Passavo davanti al negozio di don Angelino ogni volta che tornavo a casa sia con mia madre che con mio padre, anche se era la strada più lunga. A mio nonno non ne parlai, per timore che non mi portasse più a vedere quelle vere allo zoo. Mi accontentavo di guardarla attraverso la vetrina, senza fermarmi. Era la prima, subito all’ingresso. Volevo anche assicurarmi che a nessun bambino fosse concesso di utilizzarla per tagliarsi i capelli.

Finalmente arrivò il giorno in cui si rese necessario un altro taglio di capelli. Animato da un inaspettato lampo di magnanimità, don Angelino mi fece salire sulla giraffa nell’attesa del mio turno. Guardai gli altri bambini, la cui invidia non sapevo sarebbe stata la causa dell’ulcera gastrica che li avrebbe colpiti da adulti.

“Non può tagliarglieli sulla giraffa? come vengono vengono, non sarà un problema” propose inaspettatamente mia madre.

“Signora!” sospirò don Angelino interrompendo il taglio in cui era impegnato. Sembrava turbato dalla nostra incapacità di renderci conto del già enorme privilegio concessomi nel farmi attendere in groppa alla giraffa. Agitò le forbici sopra la testa del bambino che stava servendo “io non faccio le cose come vengono vengono. Se vuole glieli può tagliare lei sulla giraffa”.

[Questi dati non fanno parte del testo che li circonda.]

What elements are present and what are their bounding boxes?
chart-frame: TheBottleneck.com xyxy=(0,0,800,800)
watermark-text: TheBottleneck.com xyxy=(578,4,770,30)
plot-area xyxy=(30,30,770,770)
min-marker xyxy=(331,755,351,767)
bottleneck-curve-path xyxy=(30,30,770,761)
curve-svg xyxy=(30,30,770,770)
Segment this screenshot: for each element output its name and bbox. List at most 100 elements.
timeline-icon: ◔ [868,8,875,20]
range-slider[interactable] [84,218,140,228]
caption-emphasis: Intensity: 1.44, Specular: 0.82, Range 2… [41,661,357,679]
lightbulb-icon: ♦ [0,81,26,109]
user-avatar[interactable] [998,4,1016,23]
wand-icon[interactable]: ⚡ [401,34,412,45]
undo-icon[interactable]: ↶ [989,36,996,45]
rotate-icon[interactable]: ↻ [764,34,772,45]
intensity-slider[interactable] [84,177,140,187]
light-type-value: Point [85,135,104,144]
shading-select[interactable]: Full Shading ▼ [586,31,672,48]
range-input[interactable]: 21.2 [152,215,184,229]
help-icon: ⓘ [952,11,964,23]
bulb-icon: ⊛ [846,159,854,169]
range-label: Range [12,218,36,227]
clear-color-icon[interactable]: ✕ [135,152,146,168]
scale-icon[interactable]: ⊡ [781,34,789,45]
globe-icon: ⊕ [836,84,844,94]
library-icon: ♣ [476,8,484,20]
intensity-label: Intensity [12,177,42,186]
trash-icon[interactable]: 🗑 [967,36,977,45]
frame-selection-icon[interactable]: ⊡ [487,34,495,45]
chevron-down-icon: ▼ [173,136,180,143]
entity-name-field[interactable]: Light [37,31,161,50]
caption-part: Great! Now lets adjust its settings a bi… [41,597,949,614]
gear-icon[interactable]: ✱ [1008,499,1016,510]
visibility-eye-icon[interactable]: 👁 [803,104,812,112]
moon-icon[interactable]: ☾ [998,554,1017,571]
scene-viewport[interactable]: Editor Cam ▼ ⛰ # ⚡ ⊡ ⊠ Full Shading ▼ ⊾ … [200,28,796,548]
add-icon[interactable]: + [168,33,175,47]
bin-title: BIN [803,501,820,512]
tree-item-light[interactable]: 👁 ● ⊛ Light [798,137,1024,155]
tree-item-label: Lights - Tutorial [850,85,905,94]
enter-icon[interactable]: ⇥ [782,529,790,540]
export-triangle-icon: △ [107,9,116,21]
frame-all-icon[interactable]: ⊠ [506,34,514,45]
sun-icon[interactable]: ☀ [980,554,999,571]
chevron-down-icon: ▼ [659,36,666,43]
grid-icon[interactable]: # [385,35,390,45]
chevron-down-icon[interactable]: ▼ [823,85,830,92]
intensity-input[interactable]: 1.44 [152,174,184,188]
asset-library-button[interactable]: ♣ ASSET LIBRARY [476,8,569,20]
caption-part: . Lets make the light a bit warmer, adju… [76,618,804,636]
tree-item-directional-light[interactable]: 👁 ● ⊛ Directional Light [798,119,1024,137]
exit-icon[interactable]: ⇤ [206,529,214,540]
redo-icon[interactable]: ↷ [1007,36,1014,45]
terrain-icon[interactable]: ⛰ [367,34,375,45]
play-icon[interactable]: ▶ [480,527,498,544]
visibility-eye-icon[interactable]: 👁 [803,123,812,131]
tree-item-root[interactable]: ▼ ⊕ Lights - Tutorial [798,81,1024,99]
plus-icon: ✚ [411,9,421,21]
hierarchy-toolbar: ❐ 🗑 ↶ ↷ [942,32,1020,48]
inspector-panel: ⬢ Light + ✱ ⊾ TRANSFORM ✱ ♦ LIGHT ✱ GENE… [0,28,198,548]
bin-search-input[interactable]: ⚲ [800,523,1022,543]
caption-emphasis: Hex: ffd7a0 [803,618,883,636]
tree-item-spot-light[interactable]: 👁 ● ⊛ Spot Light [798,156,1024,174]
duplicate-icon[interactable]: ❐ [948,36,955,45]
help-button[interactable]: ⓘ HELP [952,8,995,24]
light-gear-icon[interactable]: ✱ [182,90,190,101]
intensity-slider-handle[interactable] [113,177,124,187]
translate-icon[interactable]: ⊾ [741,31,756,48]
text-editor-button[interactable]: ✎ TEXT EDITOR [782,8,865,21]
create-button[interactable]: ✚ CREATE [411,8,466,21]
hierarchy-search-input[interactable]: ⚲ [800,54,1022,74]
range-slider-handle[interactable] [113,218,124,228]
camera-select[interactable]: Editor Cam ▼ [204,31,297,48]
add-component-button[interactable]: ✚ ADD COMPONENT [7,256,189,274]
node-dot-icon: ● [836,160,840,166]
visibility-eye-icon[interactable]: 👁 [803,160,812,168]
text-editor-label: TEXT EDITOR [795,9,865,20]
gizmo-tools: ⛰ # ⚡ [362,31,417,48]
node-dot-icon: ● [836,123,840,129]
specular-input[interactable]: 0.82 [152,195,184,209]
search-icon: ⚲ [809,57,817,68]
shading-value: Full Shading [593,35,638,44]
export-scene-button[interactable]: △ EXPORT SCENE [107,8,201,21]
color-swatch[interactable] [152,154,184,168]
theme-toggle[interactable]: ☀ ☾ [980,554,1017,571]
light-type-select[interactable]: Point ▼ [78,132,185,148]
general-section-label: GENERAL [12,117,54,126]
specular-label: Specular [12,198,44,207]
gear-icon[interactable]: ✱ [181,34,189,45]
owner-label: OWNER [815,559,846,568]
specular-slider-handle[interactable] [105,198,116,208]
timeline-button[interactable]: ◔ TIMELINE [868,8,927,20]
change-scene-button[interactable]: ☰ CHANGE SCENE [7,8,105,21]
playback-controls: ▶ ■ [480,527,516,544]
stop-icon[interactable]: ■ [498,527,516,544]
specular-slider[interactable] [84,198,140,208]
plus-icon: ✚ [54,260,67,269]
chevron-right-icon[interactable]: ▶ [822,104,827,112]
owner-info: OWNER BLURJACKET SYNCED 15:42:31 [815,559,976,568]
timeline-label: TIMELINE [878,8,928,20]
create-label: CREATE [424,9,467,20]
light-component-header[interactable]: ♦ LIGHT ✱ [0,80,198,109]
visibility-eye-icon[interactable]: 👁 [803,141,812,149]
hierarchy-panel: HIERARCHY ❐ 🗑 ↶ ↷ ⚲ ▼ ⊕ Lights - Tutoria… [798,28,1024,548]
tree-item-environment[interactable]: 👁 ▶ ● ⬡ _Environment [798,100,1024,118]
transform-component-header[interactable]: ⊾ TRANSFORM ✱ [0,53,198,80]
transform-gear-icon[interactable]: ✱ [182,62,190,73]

A me sembrò una soluzione ragionevole. Guardai mia madre come a dire: perché no!

“È alla ricerca di un aiutante?” rispose invece lei stizzita.

“Se vuole può lasciare le sue referenze lì, vicino al telefono” rispose prontamente don Angelino riprendendo il suo lavoro.

Trattenni il fiato, sapendo che quando la voce di mia madre saliva di un’ottava non c’erano certezze sugli eventi immediatamente futuri. Ma mia madre prese il pacchetto di sigarette dalla borsa e io mi tranquillizzai. Uscì in strada a fumare dando le spalle al negozio. Evitai di guardare don Angelino dall’alto della mia giraffa. Mi limitai a stuzzicare un piccolo graffio che avevo notato sul collo dell’animale, dando ogni tanto un’occhiata fuori, in attesa che mia madre lasciasse volare in aria le nuvole bluastre di fumo e rabbia, prima di rientrare. Teneva un braccio stretto sullo sterno, come per ripararsi da un freddo che fuori non c’era.

Capii non esserci verso di farmi tagliere i capelli sulla giraffa, e me ne feci una ragione. Almeno fino a quando un pomeriggio, entrando in negozio per quello che sarebbe stato all’incirca il mio decimo taglio, non conoscemmo la signora Edit, moglie ungherese di don Angelino. Era una donna dalle forme morbide e proporzionate, decisamente più giovane del marito. Un trucco vistoso sugli occhi nascondeva un viso delicato.

 “Ah che bel bambino, e questi capelli così biondi, mi ricordi mio fratello da piccolo.”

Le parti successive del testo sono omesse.